Quindi, cosa manca ai sindacati per rappresentare davvero la società attuale?
Quello che credo manchi, come hanno dimostrato le manifestazioni “no Green Pass” che poi sono no vax, è una capacità di vera proposta. Prima avevamo un sindacato antagonista come la Cgil e uno partecipativo come la Cisl e, paradossalmente, queste due forze si bilanciavano. Il vettore che ne usciva permetteva di avere un sistema sindacale originale e rappresentativo. Mi pare che questa originalità del sindacalismo sia venuta meno. Ma bisogna parlare anche dei leader.
In che senso?
È evidente una carenza di leadership. I segretari vanno più in tv che tra i lavoratori. Non intendo leader in senso classico, alla Max Weber cioè il “capo carismatico, però ora siamo arrivati, come avrebbe detto il grande sociologo Roberto Michels, a dei sindacati che sono retti da una oligarchia che si sostenta attraverso il welfare dello Stato assistenziale. È un fenomeno di burocratizzazione che porta al distacco dalle masse lavoratrici.
Per commentare l’astensionismo che ha caratterizzato le ultime elezioni amministrative, lei ha dichiarato: “I ricchi votano a sinistra, i poveri a destra ma hanno smesso di andare a votare”. Forse i partiti sono messi peggio dei sindacati?
Sì, anche se, per carità, non c’è niente di male. Negli Stati Uniti, che continueranno a essere una grande democrazia pluralista, non vota più del 50%. In Italia, invece, questo calo si è accentuato con la disgregazione dei partiti. Ma perché semplicemente non ci sono più i partiti come comunità di destino. I loro leader sono dei “neo cacicchi”. L’organizzazione si basa su dei fedeli raccolti intorno a un capo. E il capo è quasi un imprenditore politico, con le sue fondazioni che finanziano lui e la sua famiglia, spesso neanche più il partito.
Nel 2018 lei fu a un passo dal diventare premier. Ora come valuta l’operato di Mario Draghi?
Ero stato invitato a quel ruolo in un periodo di crisi, ma ho posto delle condizioni che non sono state accettate (la nomina di Domenico Siniscalco al ministero dell'economia e delle finanze, ndr).

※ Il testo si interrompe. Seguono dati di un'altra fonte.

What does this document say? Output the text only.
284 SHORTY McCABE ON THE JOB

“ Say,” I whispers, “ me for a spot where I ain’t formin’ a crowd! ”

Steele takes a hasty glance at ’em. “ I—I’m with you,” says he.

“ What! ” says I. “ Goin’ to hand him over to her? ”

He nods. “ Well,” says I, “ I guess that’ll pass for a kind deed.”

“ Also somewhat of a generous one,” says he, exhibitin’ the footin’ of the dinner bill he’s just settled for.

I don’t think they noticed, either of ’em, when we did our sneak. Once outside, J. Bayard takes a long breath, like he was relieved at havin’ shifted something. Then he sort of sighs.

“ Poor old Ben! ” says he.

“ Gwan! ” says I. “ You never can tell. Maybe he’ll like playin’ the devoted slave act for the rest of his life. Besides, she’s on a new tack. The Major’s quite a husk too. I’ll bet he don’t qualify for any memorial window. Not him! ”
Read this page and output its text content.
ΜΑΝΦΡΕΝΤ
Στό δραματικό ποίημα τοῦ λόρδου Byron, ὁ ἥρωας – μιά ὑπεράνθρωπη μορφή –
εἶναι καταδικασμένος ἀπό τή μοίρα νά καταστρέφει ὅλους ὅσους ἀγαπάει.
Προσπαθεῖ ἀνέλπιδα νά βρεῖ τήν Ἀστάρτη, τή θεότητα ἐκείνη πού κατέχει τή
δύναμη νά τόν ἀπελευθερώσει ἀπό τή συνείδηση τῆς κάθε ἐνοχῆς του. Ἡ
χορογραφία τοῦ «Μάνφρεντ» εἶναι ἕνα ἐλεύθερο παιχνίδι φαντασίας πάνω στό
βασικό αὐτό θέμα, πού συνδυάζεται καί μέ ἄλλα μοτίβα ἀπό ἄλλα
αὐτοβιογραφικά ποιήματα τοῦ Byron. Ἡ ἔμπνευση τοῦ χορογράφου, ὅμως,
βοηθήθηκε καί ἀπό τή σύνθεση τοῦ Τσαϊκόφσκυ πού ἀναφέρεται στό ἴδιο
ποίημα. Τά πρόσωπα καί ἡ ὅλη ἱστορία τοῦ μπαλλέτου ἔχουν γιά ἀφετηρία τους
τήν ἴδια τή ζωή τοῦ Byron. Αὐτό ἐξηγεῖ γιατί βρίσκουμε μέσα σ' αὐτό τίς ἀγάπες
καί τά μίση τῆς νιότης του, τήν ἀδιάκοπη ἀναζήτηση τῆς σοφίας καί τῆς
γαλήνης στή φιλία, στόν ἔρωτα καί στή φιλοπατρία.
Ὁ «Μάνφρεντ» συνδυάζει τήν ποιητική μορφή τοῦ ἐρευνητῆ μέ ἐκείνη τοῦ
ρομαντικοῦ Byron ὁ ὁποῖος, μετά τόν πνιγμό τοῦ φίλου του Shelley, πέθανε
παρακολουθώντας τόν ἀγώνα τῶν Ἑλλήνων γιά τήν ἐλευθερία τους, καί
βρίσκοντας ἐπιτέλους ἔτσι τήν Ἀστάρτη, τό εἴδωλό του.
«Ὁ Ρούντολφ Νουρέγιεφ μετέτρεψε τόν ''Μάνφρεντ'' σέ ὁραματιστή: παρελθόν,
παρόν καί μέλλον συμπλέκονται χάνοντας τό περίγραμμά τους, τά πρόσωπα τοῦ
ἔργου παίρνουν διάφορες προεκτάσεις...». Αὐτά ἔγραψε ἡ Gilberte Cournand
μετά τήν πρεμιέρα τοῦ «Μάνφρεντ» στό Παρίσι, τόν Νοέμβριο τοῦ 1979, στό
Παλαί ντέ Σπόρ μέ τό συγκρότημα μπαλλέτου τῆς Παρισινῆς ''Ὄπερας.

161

Comunque, Mario Draghi deve assolutamente diventare il prossimo presidente della Repubblica. È indispensabile, perché tornerà la vera competizione in Parlamento sarà un fratricidio. È l’unico che può dare certe garanzie. Il presidente della Repubblica, ormai, conta molto più del primo ministro. C’è stata una verticalizzazione del potere con il prosciugamento dei partiti. Qualsiasi politica faccia, giusta o sbagliata, Draghi continua ad avere canali privilegiati di collegamento con poteri esterni che ci condizionano, come l’Unione europea e, ancora più importante, con gli Stati Uniti.
Intanto, parallelamente, le proteste “no Green Pass” proseguono in varie città italiane.
La mobilitazione collettiva esiste perché c'è un grande malessere. Le manifestazioni avvengono quando la gente non vede più un futuro e oggi, purtroppo, non lo vede.
Come hanno paventato in molti, lei vede serpeggiare un ritorno del fascismo attraverso queste manifestazioni?
Sono l’occasione per gruppi organizzati, come Forza Nuova o i centri sociali, per cercare di intestarsi queste proteste e trarne un plusvalore politico. Che esistano delle forze neofasciste e neonaziste è innegabile, verso le quali la polizia ha sempre usato la mano leggera, come del resto in tutto il mondo. Non a caso il capo dei servizi segreti tedeschi si è dovuto dimettere perché appoggiava queste realtà. Non è il caso italiano, la nostra pubblica amministrazione è repubblicana e democratica, però le forze dell’ordine spesso ci vanno con la mano più leggera verso i gruppi di estrema destra. Finora ho visto solo gli operai menati di fronte alle fabbriche e questo mi fa nascere qualche sospetto.